Not only are elements of of Medicare data out of reach of researchers (physician identifiers, which specific plans individuals are enrolled in, among other information), but entire sectors of our health system are virtually impenetrable in a comprehensive way due to lack of systematic reporting requirements. Data on private-sector plans and related utilization can only be obtained by special arrangements and/or at great cost. Even then, it is far from complete. As I once wrote,

The hidden data imposes a hidden cost on taxpayers. Though it can’t be fully quantified, there is a likely cost in the form of inflated payments. Insurance companies know far more about their costs and enrollee characteristics than regulators or academics. The information asymmetry plays to their advantage and can only drive up taxpayer costs. Unless plans are compelled to provide data, their advantage is likely to continue as the public begins paying a substantial sum to subsidize exchange-based coverage in every state.

I’m aware of the privacy issues that pertain to individuals and firms. They’re legitimate. But so is our need to craft a more efficient health care system. I also once wrote,

[U]se of administrative data does raise privacy concerns (as does survey data use). My threshold for privacy concerns is much higher than most. In general, I’d like to see greater ability for researchers to access, combine, and analyze data so long as they are de-identified whenever possible and there are strong yet reasonable penalties (with enforcement) for misuse and sound, workable remedies for those who might be harmed by such. As a country we have a long way to go in terms of sensible collection and use of data for research and penalties/remedies in the case of misuse.

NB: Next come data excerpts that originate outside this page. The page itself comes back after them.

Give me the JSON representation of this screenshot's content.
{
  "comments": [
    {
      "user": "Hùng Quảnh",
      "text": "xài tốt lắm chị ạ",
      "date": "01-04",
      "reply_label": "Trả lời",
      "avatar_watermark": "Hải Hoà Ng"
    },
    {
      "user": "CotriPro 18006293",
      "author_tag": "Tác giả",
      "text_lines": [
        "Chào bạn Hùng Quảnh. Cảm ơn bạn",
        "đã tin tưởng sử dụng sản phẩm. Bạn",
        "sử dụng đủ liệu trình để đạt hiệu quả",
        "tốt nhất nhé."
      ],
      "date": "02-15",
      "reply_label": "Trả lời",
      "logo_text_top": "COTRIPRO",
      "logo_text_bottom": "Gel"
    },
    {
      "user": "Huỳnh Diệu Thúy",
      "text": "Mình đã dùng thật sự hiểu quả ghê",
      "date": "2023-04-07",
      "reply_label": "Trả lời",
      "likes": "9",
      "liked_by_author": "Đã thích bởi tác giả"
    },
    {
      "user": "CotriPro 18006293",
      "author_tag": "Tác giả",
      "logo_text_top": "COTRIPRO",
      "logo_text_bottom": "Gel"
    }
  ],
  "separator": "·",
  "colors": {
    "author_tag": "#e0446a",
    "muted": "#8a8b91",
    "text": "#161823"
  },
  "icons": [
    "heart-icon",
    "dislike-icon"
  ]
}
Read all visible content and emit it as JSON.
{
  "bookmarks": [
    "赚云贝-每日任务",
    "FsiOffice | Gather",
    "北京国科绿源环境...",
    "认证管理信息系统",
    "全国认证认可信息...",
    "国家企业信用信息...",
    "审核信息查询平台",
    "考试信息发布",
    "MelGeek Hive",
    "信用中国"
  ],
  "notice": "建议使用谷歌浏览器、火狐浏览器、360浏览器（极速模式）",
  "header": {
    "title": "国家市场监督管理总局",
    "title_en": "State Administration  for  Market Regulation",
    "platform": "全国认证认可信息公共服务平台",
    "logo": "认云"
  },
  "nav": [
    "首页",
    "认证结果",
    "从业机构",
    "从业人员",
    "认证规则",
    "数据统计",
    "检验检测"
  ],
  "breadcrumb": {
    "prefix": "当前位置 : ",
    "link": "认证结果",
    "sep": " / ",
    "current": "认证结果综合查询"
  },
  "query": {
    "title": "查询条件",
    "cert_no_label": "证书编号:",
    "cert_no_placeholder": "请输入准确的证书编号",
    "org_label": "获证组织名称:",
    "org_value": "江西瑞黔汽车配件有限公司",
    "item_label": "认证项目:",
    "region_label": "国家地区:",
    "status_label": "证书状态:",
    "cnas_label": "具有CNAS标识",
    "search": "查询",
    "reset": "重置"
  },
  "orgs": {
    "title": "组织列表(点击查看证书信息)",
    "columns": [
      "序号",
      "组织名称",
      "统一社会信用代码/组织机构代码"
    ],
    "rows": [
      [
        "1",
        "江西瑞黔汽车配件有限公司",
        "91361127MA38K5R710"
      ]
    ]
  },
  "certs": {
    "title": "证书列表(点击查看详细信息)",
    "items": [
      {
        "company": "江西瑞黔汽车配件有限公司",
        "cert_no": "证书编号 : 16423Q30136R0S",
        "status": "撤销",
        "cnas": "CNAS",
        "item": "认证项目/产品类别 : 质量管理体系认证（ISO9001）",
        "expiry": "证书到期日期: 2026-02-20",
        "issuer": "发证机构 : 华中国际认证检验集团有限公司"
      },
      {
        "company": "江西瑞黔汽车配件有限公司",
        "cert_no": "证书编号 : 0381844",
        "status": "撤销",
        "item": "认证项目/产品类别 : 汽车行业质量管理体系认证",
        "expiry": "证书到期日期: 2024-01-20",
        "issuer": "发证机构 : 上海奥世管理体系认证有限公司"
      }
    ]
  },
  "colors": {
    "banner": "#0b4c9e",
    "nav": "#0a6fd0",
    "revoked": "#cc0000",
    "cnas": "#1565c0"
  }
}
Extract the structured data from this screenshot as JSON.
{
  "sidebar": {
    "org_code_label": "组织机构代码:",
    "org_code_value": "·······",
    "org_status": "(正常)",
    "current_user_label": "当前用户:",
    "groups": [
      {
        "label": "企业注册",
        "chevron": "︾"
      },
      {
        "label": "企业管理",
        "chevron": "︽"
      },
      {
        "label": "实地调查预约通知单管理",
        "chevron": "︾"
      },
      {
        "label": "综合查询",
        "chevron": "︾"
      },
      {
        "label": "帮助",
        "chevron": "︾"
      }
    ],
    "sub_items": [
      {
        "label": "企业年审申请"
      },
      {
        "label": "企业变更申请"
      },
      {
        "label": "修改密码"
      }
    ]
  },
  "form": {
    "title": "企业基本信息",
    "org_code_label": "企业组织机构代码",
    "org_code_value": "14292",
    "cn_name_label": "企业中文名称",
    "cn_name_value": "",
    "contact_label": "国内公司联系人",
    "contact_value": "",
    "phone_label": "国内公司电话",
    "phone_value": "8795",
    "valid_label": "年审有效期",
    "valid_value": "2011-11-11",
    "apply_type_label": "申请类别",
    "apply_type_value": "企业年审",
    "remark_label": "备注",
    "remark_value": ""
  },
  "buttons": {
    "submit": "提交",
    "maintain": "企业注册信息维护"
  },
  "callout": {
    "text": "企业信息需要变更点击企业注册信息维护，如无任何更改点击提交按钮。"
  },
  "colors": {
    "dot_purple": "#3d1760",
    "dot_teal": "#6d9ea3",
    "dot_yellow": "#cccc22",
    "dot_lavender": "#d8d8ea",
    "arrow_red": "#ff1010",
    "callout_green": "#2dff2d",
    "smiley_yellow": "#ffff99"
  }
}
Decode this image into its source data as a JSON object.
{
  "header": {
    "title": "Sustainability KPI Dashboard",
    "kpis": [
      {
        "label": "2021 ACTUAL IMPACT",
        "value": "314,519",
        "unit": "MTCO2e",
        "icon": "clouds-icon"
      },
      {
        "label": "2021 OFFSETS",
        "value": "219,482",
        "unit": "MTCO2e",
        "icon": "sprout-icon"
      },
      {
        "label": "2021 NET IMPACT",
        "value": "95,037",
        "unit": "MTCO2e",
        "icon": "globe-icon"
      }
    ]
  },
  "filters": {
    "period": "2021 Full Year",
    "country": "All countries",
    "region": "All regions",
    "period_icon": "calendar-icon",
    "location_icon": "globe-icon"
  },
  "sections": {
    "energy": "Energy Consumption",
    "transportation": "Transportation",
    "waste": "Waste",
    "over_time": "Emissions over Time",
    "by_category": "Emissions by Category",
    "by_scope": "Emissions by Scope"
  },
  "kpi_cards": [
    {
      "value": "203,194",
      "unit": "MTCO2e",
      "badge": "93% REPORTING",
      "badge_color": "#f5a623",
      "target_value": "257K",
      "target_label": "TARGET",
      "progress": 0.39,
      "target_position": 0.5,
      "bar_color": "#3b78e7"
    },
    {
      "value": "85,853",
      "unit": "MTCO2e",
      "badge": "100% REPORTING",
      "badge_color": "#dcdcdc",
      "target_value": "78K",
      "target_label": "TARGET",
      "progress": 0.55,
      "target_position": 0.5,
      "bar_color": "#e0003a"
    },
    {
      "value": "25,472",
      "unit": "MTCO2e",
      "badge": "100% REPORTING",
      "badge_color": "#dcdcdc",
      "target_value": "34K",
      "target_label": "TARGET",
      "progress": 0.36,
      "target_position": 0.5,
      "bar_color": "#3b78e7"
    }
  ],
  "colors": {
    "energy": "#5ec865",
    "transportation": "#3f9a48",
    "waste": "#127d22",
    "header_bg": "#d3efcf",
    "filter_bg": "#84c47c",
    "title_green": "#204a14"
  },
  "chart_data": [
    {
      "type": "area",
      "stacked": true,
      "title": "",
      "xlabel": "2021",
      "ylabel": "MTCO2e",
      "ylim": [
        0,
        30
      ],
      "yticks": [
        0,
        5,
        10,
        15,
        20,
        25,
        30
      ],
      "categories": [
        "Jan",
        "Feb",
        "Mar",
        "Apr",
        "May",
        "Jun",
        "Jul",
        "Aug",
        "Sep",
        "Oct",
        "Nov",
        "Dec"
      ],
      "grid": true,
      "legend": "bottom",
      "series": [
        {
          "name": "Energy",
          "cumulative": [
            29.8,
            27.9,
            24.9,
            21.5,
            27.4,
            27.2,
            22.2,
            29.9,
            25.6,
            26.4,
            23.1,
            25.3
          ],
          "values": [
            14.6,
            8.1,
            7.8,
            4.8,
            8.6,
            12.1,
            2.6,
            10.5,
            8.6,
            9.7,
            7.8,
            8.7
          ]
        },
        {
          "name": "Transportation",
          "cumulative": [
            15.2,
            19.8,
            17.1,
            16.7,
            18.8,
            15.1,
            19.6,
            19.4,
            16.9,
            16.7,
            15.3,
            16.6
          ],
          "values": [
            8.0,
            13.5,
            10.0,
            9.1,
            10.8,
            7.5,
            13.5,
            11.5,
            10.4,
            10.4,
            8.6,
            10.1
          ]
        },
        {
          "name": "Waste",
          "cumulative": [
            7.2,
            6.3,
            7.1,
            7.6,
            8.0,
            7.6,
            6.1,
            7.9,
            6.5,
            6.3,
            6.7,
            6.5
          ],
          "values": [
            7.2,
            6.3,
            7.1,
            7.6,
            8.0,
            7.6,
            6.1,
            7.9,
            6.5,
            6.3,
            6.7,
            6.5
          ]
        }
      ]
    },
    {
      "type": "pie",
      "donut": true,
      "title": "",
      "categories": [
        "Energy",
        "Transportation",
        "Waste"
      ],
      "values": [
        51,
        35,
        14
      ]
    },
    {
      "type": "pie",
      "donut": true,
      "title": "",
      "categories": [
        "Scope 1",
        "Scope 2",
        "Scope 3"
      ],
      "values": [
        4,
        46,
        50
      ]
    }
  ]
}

My main concern about the WSJ article I quoted at the beginning of this post is that its focus on finding doctors that misbehave plays right into our fears about data, that they’ll be used to “get us,” that “big brother” is watching. As important as fraud detection is, that’s not the first (or even the second or third) thing I want to see done with data. We may be wasting some money on fraudulent activities. But I bet we’re wasting even more in other ways. We’ll never know without better access to data. We won’t get that access if we keep scaring everyone into thinking their privacy or will be violated.